Tuckman’s Theory: Five Stages of Team Development
Teamwork in business can be tricky.
It always takes time for a new team to get used to each other and each other’s various different ways of working.
There is a theory that a team has to go through five stages of team development before it can fully reach its potential.
These stages were proposed by psychologist Bruce Tuckman and were named Tuckman’s Model.
But what is Tuckman’s model and what are the five stages he proposed? Let’s take a closer look.
Here’s What We’ll Cover:
What Is Tuckman’s Theory?
Tuckman’s theory was first proposed by psychologist Bruce Tuckman in 1965. It stated that teams would go through 5 stages of development: forming, storming, norming, performing and adjourning.
These stages supposedly start when the group first meets and last until the project ends.
Each of these rhyming stages are aptly named and plays a significant role in building a highly functioning business team.
The 5 Stages
The first stage of team development is forming.
The team has just been introduced to each other and the task has been allocated. This is an interesting psychological moment as team members tend to behave independently at this stage. Whilst there may be good spirits and good intentions, the trust won’t be there.
During this stage of the team development, it’s common to discuss:
- Everyone’s skills, background and interests
- The project goals
- The timeline
- Any rules or regulations
- What individual roles each member will play
It’s important at this stage that the group starts to develop an understanding of the part each person will play.
The storming stage is when the initial excitement and good grace has run out. The reality and the weight of completing the project has now most likely settled in.
This is the stage where egos may start to show themselves and tempers may flare. The team may disagree on how to complete a particular task or voice any concerns.
At this stage, looking to a strong leader for guidance is vital.
This is the stage where things tend to settle down. Your team can get into the groove of working together towards a common goal.
However, during the norming stage, there can be a few overlaps with storming. As new tasks appear, there may still be some incidents of conflict.
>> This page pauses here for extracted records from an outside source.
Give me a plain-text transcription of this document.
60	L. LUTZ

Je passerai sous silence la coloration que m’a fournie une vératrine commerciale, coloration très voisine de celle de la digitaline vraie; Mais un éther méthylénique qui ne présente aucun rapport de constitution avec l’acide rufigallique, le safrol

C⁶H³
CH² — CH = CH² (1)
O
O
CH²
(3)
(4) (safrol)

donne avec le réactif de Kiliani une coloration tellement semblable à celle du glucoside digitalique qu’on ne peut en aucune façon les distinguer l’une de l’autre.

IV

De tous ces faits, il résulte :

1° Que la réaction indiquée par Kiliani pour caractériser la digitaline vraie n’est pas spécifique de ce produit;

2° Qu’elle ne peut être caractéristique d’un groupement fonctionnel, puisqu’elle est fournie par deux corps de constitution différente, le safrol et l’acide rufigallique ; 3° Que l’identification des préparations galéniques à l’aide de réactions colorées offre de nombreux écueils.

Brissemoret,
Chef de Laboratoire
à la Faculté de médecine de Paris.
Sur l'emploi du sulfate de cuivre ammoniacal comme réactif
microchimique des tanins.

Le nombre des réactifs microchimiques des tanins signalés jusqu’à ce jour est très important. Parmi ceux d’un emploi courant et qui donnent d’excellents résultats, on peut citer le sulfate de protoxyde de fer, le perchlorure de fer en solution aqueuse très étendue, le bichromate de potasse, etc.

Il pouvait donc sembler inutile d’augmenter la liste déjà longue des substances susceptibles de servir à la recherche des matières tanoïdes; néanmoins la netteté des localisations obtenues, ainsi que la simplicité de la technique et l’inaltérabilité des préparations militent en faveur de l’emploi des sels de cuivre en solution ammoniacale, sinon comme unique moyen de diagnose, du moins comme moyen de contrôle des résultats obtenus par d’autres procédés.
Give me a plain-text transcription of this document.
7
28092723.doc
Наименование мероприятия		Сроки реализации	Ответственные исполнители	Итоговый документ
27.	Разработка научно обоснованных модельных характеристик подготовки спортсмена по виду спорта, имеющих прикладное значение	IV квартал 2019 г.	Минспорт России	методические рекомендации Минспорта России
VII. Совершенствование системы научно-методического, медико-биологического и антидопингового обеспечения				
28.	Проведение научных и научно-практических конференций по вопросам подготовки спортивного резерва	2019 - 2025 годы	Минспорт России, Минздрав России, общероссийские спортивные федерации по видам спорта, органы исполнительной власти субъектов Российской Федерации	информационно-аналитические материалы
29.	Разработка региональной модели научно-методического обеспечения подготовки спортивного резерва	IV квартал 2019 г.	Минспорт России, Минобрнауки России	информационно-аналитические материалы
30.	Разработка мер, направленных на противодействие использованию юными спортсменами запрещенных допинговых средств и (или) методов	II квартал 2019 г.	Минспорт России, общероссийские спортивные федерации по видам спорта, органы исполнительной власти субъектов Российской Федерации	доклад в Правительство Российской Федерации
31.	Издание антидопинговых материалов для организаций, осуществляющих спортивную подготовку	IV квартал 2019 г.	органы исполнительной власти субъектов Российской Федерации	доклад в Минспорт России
However, as you’ve already gone through the worst part these disagreements may be easier to address.
The performing stage is where your team can hit its stride. Each team member understands everyone’s strengths and weaknesses and they are familiar enough with each other to help.
This is the stage where each member is confident and motivated. It’s also where they can operate without strict supervision.
Some teams don’t make it to this stage, so if you do it’s a real achievement. It’s the stage that every group will hope to make as it’s when you can get your best work done.
When working in a supportive and cohesive team, creativity can be sparked and team members will have high morale.
It was only in 1977 that Tuckman added the fifth and final stage.
When the project ends, the team will disband. If they have reached the performing stage then there could be a sense of mourning if they have grown close.
However, having positive shared experiences will make it easier if you work with some of these people again.
Tuckman’s Theory gives a solid idea of what most teams go through.
If you are putting together a team to work on a project then it can be helpful to have an idea of what to expect.
By studying this theory and being able to spot the stages in real life, you can prepare yourself for what lies ahead and how best to tackle it.